Crown’s fantasy of Perry support being some sort of conservative litmus test doesn’t hold up, and neither does the idea that National Review has sold out to Romney (a smear that RedState has peddled before). In fact, since Erick Erickson and Thomas Crown are so interested in which publications have put personality above principle, let’s do a little comparison:  

At National Review, I can read Ramesh Ponnuru endorse Mitt Romney and Kathryn Lopez vouch for his pro-life sincerity, but I can also read Michael Walsh argue he’s “plainly not” the “candidate the hour calls for” and Katrina Trinko report on jobs lost due to Romneycare. I can read the Editors disqualify Newt Gingrich from consideration, but I can also read Thomas Sowell endorse Gingrich (twice) and Jonah Goldberg credit him as “the only candidate to actually move government rightward.” I can read Shannen Coffin criticize Rick Perry’s Gardasil mandate, but I can also read Henry Miller and John Graham defend it, as well as Christian Schnieder defend Perry on in-state tuition for illegals. I can read Quin Hillyer defend Rick Santorum’s small-government credentials, but I can also read Michael Tanner and Jonathan Adler blast his “big government conservatism.”

Can I read substantive defenses of Mitt Romney, or substantive criticisms of Rick Perry, at RedState? Only from the occasional diarist who hasn’t been driven away by the thought police. From Erickson or the team writers? Don’t count on it. As John Scotus documents, Erickson’s been shilling for Perry since Day 1. The RedState narrative is that Perry’s the only candidate who “authentically represents smaller government,” “by far, the greatest alpha male conservative in a generation,” and supporting anyone else would be settling. The dark side of Perry’s record was almost completely ignored. Romney, however, is routinely characterized as the worst thing to happen to the GOP since John Wilkes Booth. Why, nominating him would kill conservatism! Perry critics and Romney sympathizers are routinely harassed. Erickson repeated Perry’s dishonest attacks on Romney over education and imposing Romneycare nationally, and even calls Romney a bad Mormon

National Review has an editorial leaning toward Romney; RedState toward Perry. There’s no shame in either, but while the former publication is a place where dissent thrives and every candidate is given equal fairness and scrutiny, the latter has dedicated itself fully to a biased image of their guy and their designated anti-Perry.

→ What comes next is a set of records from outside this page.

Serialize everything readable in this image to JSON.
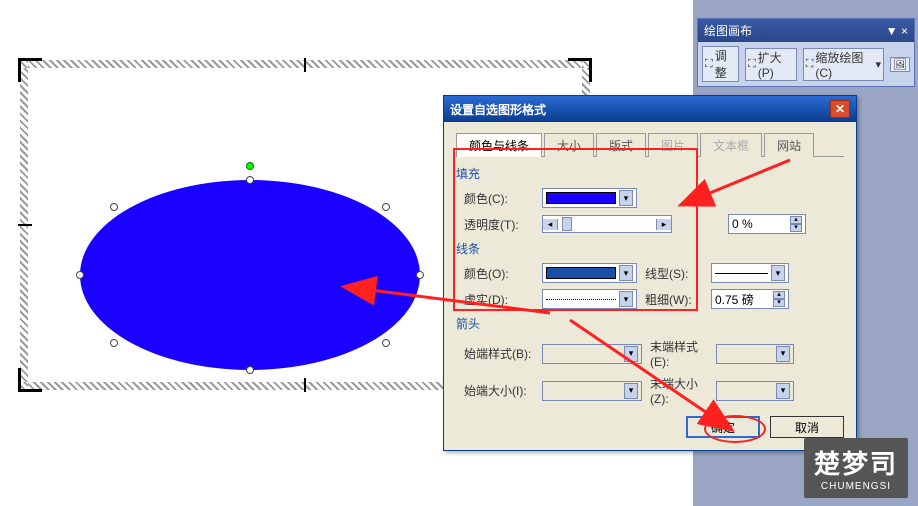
{
  "toolbar": {
    "title": "绘图画布",
    "adjust": "调整",
    "expand": "扩大(P)",
    "scale": "缩放绘图(C)"
  },
  "dialog": {
    "title": "设置自选图形格式",
    "tabs": {
      "colors": "颜色与线条",
      "size": "大小",
      "layout": "版式",
      "picture": "图片",
      "textbox": "文本框",
      "web": "网站"
    },
    "fill": {
      "section": "填充",
      "color_label": "颜色(C):",
      "color_value": "#1a00ff",
      "transparency_label": "透明度(T):",
      "transparency_value": "0 %"
    },
    "line": {
      "section": "线条",
      "color_label": "颜色(O):",
      "color_value": "#1a4fa8",
      "dash_label": "虚实(D):",
      "style_label": "线型(S):",
      "weight_label": "粗细(W):",
      "weight_value": "0.75 磅"
    },
    "arrow": {
      "section": "箭头",
      "begin_style_label": "始端样式(B):",
      "end_style_label": "末端样式(E):",
      "begin_size_label": "始端大小(I):",
      "end_size_label": "末端大小(Z):"
    },
    "buttons": {
      "ok": "确定",
      "cancel": "取消"
    }
  },
  "watermark": {
    "big": "楚梦司",
    "small": "CHUMENGSI"
  }
}
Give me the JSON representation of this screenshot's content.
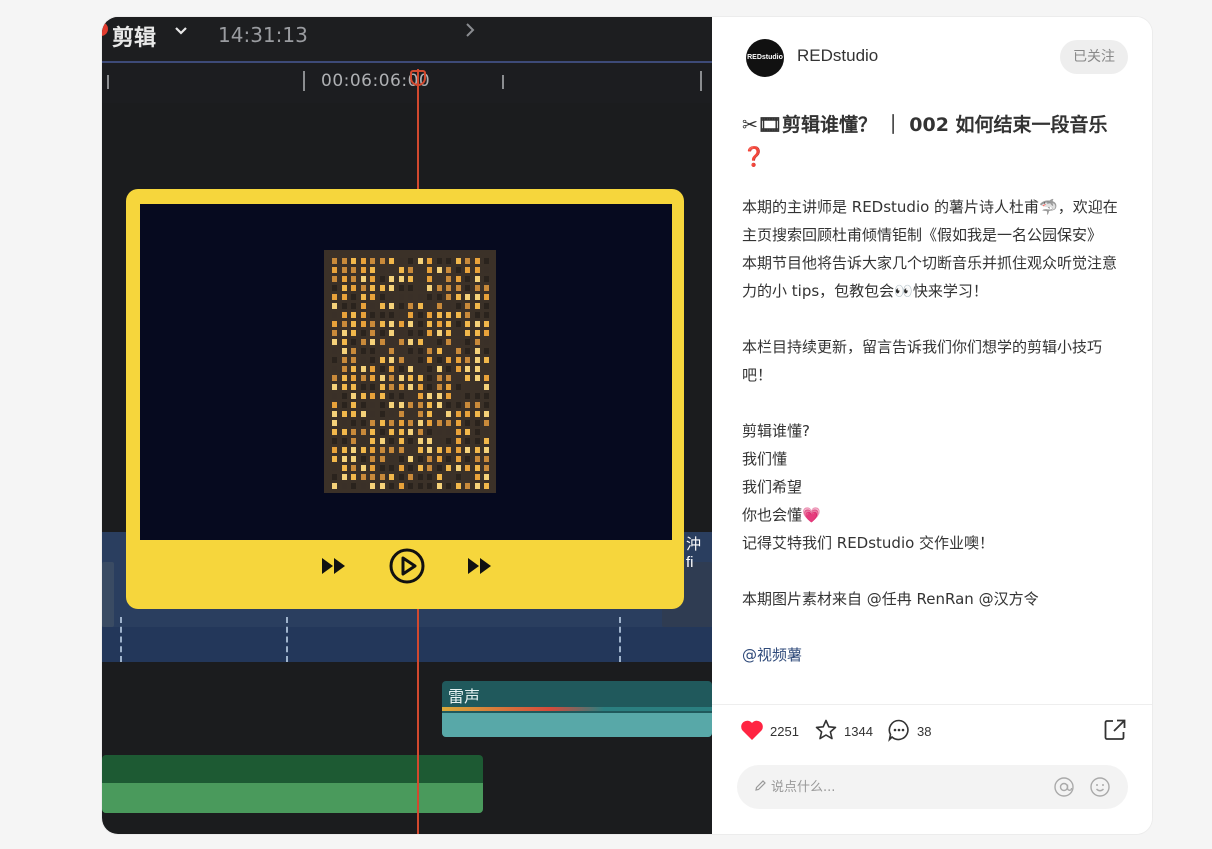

And yet, Thomas Crown has the nerve to lecture National Review about being unfair to candidates? RedState is the only major conservative venue not disgusted with Perry’s “vulture capitalism” smears, and yet National Review is the one somehow out of step with conservatism?

Which publication lost its way again?

We shouldn’t be surprised that the website that smeared Michelle Malkin for criticizing Rick Perry would conduct itself so dishonorably throughout this campaign. Until Eagle Publishing realizes how far one of their publications has fallen and replaces Erickson Erickson with someone committed to cleaning it up, whatever use RedState once was to the conservative movement will continue to be outweighed by the stench Erickson has allowed to permeate it.

In the meantime, I’m sticking with National Review.